Kızların programını çizdiği bir gündü.2 katlı otobüse binmek istediler birgün trafikte çift katlı otobüsü görünce ve bir başka gün her sabah gördükleri trene binmek istediler.Lütfen anne lütfen.Evet İstanbul dayız ama trene binmemişlerdi,metroyu görmemişlerdi hiç ve tranvayı da




Her yere arabayla...bazen bundan bıkıyorum.İstanbul'u koklayamıyorsunuz,İstanbul 'a dokunamıyorsunuz.Evet önünden zırt araba ,gideceğin yerde in ve geri dön.Bu şikayet değil lütfen yanlış aanlama şekerim,şanslıyım biliyorum hemde çok.Akşam saatleri dönüş cilesini çok iyi bilirim,otobüslerde sıkışık tıkışık gitmeyi de ama İSTANBUL bu işte .


Yol güzergahı söyleydi.Bahçeşehir den Bakırköye çift katlı otobüsle gittik.Meydan da indik.Birer simit aldık ve Tren istasyonuna yollandık.Trenle Eminönü.Trende simitlerini yediler.Sirkeci istasyonunda biraz soluklandık.Burada da muzlarını yediler.



Yürüyerek sahile indik.Ve ilk bekleyen vapur Üsküdardı kendimizi ona attık.Çok eğlendiler ,martılara simit attılar ,köpükleri seyrettiler.Ve karınları gene açıktı.Bu sefer de Üsküdar iskelesinin karşısındaki bifeden sosisli aldım onlara.

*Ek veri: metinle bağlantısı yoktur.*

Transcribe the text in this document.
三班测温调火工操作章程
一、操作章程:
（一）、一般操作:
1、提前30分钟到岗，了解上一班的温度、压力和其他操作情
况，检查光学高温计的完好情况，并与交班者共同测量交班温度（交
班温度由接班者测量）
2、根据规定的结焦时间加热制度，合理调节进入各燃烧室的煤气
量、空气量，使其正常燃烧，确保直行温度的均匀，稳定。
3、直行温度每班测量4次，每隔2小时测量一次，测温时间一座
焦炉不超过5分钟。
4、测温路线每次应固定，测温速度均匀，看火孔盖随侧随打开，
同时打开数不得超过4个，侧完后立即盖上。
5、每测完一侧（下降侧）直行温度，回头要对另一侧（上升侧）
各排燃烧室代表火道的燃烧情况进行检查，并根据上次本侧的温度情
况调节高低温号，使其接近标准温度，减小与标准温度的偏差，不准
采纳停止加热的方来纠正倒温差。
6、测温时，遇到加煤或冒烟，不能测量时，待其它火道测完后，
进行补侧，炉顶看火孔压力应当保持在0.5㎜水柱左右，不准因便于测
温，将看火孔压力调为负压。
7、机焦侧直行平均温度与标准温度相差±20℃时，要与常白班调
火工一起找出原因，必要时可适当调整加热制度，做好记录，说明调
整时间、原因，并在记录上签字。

Sosisliler tam biterken bir baktık ki gideceğimiz vapur gelmiş.Apar topar ona bindik.Eminönünden eve gidiş ise tranvayla oldu.Esenlere kadar onunla gittik.Babaları bizi oradan aldı.Geri bildirimleri harikaydı.Çok mutlu olmuşlar ama daha binmedikleri araçlar kalmış.Onlara da işim olmadığı zaman bindirebilirmiymişim ?METRO ve METROBÜS.


Evet tabiki onlara da binebiliriz.


Çoçukları mutlu etmek bu kadar kolay işte.Ne oyuncaklar,ne kıyafetler ne de diğer maddi şeyler.


Yalnızca onlar için birşey yaptığınızı hissettirmek ve onlara yalnız onlara zaman ayırmak.